How do you motivate students and get them excited about the topic you’re about to cover, and make them believe that they can learn it, and want to learn it?
This has been a question I have been pondering over for a good part of the past few weeks. Essentially it comes down to:
- Put it in context
- Show humility
- Walk through the process of solving a problem and looking things up
I will be running an intro to python programming workshop on 2014-03-01, and getting people motivated and engaged will make the entire experience more meaningful for everyone.
The workshop is part of a 3 day series where we will
- go over the assumptions of an agent-based model (day 1),
- learn the basics of programming (day 2 — ME!), and finally,
- diving into the ABM code (day 3).
Inherently a lot of my ‘motivation’ work has been cut out for me. That is, motivating by catering how you contextualize the idea of ‘what can programming do for you?’ to who your audience is.
I am by no means a great python programmer; I am very far from being one. However, I can say I do know more than someone who has never seen python code in any way, shape, or form. I think this gives me an advantage to teaching and motivating since I am so close to the beginners, that I remember the struggles of learning some of the core concepts.
Putting yourself in a beginner’s shoes is great, but it’s important for instructors to show some humility so students are not intimidated to ask ‘stupid questions’. Nobody knows everything, and after helping out on a couple of swc workshops, it is nice to know that sometimes instructors need to google things; doing it in front of the entire class will bring you down-to-earth. At least that’s how I feel.
For my portion of the workshop, my main form of motivation will be properly contextualizing the examples. One can teach flow-control and use these examples:
http://teaching.software-carpentry.org/2014/02/11/mcq-python-flow-control/
but I am hoping to put everything into context by analysing some ‘patient data’ I will live generate from the class.
I think another point of motivation for the extreme novices, is giving them time to work through the problems. My first programming class was in high school, where we covered netlogo, scheme (list), and python.

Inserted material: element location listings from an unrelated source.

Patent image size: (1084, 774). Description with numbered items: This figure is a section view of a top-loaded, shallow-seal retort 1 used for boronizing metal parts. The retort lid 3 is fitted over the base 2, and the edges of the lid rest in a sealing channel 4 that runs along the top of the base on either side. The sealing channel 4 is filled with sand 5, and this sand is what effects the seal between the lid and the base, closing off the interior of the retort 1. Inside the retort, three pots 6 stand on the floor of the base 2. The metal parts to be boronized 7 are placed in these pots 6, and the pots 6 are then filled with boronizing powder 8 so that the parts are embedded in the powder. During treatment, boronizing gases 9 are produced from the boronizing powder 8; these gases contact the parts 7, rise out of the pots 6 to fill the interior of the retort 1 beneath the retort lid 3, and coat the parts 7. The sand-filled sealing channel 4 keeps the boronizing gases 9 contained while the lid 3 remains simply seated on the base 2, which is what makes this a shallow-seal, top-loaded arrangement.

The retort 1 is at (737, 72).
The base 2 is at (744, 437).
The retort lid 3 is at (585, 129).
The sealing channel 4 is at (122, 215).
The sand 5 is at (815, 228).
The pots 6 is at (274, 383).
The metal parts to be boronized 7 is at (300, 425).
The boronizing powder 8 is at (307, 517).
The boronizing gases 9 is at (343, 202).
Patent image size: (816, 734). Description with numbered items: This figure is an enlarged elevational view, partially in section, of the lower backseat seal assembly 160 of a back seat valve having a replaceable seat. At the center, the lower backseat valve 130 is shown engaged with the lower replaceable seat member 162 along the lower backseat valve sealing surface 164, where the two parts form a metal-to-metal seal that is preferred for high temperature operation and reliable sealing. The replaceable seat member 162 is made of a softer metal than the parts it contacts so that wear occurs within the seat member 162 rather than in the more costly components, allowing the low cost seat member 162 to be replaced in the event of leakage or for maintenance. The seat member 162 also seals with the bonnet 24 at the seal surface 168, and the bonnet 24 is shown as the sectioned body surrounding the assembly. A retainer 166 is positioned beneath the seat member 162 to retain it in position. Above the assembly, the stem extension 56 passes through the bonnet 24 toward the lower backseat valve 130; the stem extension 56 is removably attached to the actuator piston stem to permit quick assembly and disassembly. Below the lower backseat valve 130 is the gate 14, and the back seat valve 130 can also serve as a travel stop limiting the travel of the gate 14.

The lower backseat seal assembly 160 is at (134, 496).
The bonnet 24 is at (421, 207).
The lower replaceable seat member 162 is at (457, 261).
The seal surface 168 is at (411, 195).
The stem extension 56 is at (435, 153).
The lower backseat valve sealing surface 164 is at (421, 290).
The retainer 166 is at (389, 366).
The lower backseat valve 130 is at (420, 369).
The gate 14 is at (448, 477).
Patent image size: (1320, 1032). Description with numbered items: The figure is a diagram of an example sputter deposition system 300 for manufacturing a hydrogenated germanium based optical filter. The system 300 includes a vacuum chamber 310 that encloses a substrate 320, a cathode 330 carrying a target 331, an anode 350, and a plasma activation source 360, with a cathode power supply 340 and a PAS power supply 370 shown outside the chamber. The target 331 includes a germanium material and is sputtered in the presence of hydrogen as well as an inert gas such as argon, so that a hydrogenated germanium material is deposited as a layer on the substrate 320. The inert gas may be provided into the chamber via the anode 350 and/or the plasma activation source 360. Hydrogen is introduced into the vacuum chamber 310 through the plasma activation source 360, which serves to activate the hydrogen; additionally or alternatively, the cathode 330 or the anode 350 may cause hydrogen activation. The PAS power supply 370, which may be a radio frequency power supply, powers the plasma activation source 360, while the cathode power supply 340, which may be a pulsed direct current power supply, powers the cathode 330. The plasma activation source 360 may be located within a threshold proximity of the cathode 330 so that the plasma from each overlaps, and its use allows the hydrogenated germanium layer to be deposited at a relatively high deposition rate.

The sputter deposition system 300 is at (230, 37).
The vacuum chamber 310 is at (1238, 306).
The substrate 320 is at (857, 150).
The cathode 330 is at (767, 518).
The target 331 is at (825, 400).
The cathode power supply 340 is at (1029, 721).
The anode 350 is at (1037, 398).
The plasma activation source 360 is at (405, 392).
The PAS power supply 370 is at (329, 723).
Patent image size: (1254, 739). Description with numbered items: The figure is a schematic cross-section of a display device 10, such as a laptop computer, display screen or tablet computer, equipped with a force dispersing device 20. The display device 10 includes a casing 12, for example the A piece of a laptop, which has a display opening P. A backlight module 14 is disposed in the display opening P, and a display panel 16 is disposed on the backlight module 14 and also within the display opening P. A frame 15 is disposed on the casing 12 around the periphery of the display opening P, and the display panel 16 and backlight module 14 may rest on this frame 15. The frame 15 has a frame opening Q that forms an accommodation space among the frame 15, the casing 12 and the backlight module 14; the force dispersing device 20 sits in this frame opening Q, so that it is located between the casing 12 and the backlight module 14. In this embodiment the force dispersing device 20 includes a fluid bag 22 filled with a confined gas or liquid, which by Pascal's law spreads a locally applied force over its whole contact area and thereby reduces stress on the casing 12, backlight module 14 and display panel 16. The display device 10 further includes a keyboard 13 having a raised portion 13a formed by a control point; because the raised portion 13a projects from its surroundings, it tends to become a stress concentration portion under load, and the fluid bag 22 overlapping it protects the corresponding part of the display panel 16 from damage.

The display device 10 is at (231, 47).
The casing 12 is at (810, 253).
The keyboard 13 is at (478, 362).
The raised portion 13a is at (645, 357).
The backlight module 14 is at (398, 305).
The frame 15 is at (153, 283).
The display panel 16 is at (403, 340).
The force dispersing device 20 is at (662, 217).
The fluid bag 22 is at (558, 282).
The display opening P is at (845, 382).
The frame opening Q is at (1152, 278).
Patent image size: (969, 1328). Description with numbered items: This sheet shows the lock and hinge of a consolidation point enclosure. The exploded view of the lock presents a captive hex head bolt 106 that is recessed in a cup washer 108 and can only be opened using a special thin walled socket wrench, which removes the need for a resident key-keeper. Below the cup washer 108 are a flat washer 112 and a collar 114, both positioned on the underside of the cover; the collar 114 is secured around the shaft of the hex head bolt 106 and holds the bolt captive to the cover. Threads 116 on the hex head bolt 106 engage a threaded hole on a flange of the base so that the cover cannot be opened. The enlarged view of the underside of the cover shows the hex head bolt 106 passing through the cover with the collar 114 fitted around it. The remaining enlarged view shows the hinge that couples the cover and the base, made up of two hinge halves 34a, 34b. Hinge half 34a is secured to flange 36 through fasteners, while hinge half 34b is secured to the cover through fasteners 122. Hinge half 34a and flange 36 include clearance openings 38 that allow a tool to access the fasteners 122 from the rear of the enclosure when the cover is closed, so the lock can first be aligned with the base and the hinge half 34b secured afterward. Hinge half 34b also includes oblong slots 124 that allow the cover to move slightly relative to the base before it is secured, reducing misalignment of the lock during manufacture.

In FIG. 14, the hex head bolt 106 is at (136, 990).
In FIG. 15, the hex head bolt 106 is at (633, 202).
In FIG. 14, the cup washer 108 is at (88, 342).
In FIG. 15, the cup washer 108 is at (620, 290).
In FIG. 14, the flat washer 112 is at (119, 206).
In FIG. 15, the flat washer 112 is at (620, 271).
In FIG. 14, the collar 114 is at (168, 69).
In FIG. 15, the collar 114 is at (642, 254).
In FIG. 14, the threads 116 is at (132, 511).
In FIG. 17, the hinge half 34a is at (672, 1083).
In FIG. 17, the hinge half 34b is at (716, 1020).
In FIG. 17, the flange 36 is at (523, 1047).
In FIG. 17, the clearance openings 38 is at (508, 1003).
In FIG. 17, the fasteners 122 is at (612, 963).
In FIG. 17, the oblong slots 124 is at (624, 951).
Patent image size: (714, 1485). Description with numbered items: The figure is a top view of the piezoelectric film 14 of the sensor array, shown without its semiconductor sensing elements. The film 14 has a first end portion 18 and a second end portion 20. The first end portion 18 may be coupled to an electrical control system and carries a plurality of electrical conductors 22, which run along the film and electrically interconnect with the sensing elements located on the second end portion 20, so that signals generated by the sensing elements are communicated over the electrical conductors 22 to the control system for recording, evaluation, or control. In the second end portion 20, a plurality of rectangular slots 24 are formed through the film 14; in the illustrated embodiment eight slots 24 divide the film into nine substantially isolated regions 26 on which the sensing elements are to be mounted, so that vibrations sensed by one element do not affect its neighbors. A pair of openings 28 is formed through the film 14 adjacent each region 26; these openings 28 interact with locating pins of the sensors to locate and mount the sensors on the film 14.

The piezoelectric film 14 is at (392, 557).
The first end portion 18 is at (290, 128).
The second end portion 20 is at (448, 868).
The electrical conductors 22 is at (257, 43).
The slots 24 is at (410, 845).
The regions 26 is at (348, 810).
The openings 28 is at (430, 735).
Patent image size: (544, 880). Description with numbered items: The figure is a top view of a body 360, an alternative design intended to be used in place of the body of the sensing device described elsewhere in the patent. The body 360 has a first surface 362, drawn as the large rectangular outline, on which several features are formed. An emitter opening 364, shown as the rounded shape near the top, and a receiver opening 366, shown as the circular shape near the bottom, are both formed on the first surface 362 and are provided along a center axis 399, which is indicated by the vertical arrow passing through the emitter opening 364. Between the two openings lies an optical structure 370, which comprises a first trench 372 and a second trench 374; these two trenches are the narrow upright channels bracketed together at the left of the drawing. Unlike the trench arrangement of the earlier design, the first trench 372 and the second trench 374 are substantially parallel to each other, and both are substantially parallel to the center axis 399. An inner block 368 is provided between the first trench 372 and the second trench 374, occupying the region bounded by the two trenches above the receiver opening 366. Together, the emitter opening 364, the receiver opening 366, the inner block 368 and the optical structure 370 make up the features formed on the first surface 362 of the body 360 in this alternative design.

The main reason why I never majored in computer science in college was because there were students who were so easily and quickly able to solve the problems our teacher presented in class. I felt that if that is how quickly, efficient, and elegantly people who do computer science need to come up with simple algorithms, I could never compete.
I probably have nothing to add to how swc runs their workshops. They conceptualize (to the best of their ability) why programming and writing functions to reduce repetitions in code is good. And the stickies down before doing and exercise, and green-sticky-up when you finish gives instructors time to help those who are struggling with problems.
Ultimately, if students end up programming or automating their next task, they are motivated enough to continue self-learning.